Biglari Capital Backs Retail Investors Against CEO.

Biglari Capital Corp. criticizes the re-election of Cracker Barrel CEO Julie Felss-Masino, citing a declining stock price and her lack of credibility with retail shareholders, who largely voted against her. Biglari Capital questions the voting behavior of index funds, suggesting a disconnect between their governance departments’ actions and the economic interests of individual investors. They advocate for reforms to align index fund voting with retail investor sentiment, arguing the CEO’s continued leadership is detrimental to Cracker Barrel’s performance and value.

Majority of retail investors were in favor of firing the CEO

SAN ANTONIO, Nov. 21, 2025 – Biglari Capital Corp. has issued a statement expressing its concerns regarding the re-election of Julie Felss-Masino as CEO of Cracker Barrel Old Country Store, Inc. (CBRL).

The statement follows a continued decline in Cracker Barrel’s stock price after the announcement of Ms. Masino’s re-election. Biglari Capital argues that Ms. Masino lacks credibility with both customers and retail stockholders, emphasizing that the majority of retail shareholders, perceived as the Company’s most engaged stakeholders, voted against her leadership.

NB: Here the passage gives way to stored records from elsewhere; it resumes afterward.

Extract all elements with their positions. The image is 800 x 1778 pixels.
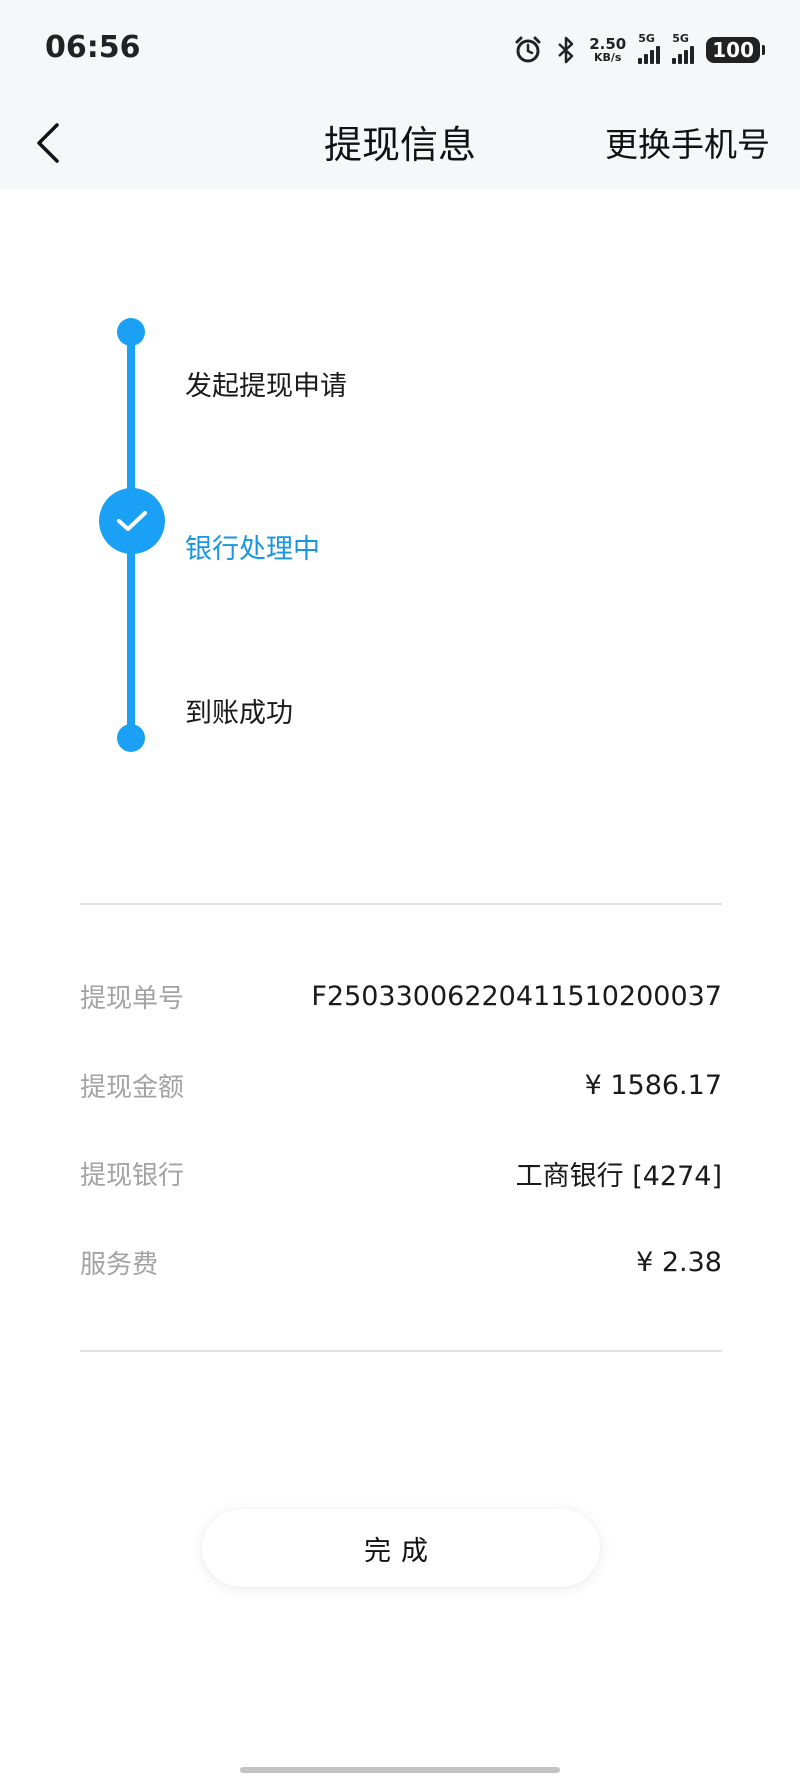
step-dot-done: [117, 318, 145, 346]
battery-icon: 100: [706, 37, 765, 63]
done-button[interactable]: 完成: [202, 1509, 600, 1587]
bluetooth-icon: [555, 35, 577, 65]
detail-value: 工商银行 [4274]: [515, 1160, 722, 1192]
detail-label: 提现单号: [80, 983, 185, 1014]
signal-bar: [684, 50, 689, 64]
detail-value: F250330062204115102000​37: [311, 980, 722, 1012]
detail-value: ¥ 2.38: [636, 1246, 722, 1278]
status-time: 06:56: [45, 30, 141, 65]
header: 提现信息 更换手机号: [0, 100, 800, 189]
signal-bar: [690, 46, 695, 64]
change-phone-button[interactable]: 更换手机号: [605, 118, 770, 166]
signal-bar: [644, 54, 649, 64]
network-speed-value: 2.50: [589, 35, 627, 53]
signal-bar: [650, 50, 655, 64]
network-speed-unit: KB/s: [594, 51, 622, 64]
detail-value: ¥ 1586.17: [584, 1069, 722, 1101]
sim1-label: 5G: [638, 32, 655, 45]
divider: [80, 903, 722, 905]
detail-label: 服务费: [80, 1249, 159, 1280]
signal-icon: 5G: [672, 32, 695, 64]
detail-row-order-number: 提现单号 F250330062204115102000​37: [80, 974, 722, 1018]
step-label-submitted: 发起提现申请: [185, 371, 347, 402]
network-speed: 2.50 KB/s: [589, 35, 627, 64]
detail-row-bank: 提现银行 工商银行 [4274]: [80, 1151, 722, 1195]
step-dot-pending: [117, 724, 145, 752]
detail-label: 提现金额: [80, 1072, 185, 1103]
status-icons: 2.50 KB/s 5G 5G 100: [513, 30, 765, 70]
divider: [80, 1350, 722, 1352]
detail-label: 提现银行: [80, 1160, 185, 1191]
step-label-processing: 银行处理中: [185, 534, 320, 565]
step-label-arrived: 到账成功: [185, 698, 293, 729]
signal-bar: [678, 54, 683, 64]
alarm-icon: [513, 35, 543, 65]
step-current-check-icon: [99, 488, 165, 554]
sim2-label: 5G: [672, 32, 689, 45]
signal-bar: [672, 58, 677, 64]
detail-row-amount: 提现金额 ¥ 1586.17: [80, 1063, 722, 1107]
signal-icon: 5G: [638, 32, 661, 64]
status-bar: 06:56 2.50 KB/s 5G 5G 100: [0, 0, 800, 100]
detail-row-service-fee: 服务费 ¥ 2.38: [80, 1240, 722, 1284]
signal-bar: [638, 58, 643, 64]
signal-bar: [656, 46, 661, 64]
home-indicator[interactable]: [240, 1767, 560, 1773]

A key point of contention raised by Biglari Capital centers on the voting behavior of index funds. They question why these funds seemingly contradicted the sentiment expressed by retail investors. The firm posits that when individuals invest in index funds, they often inadvertently delegate their voting rights to governance departments within these institutions. Biglari Capital suggests that these departments might operate under personal or political agendas that are misaligned with the economic interests of the fund’s investors. Furthermore, even with good intentions, these departments might rely on rigid checklists, hindering their ability to effectively evaluate and challenge a failing board. In essence, Biglari Capital implies a potential disconnect between the voting actions of index funds and the best interests of their underlying investors.

“The basic question ‘Do we have the right CEO?’ should have been an easy one to answer at Cracker Barrel,” states Biglari Capital. The firm advocates for reforms that would require index funds to mirror the voting patterns of non-passive investors proportionally, effectively indexing their votes on behalf of their investors. This proposition reflects a broader debate surrounding the influence of passive investment strategies on corporate governance and shareholder accountability.

Biglari Capital asserts that Cracker Barrel has struggled with ineffective leadership for an extended period, but characterizes the current CEO’s tenure as particularly detrimental. They point to negative customer traffic trends and anticipate continued weakness in this area. The firm concludes that meaningful change and value restoration will only commence when the Board acknowledges its misjudgment and replaces the CEO.

Beyond the specific claims, Biglari Capital’s statement highlights a growing unease among some investors regarding the performance of Cracker Barrel. The company has faced challenges in navigating changing consumer preferences, managing rising operating costs, and maintaining its brand identity in a competitive restaurant landscape. The criticisms leveled against the CEO likely reflect these broader concerns.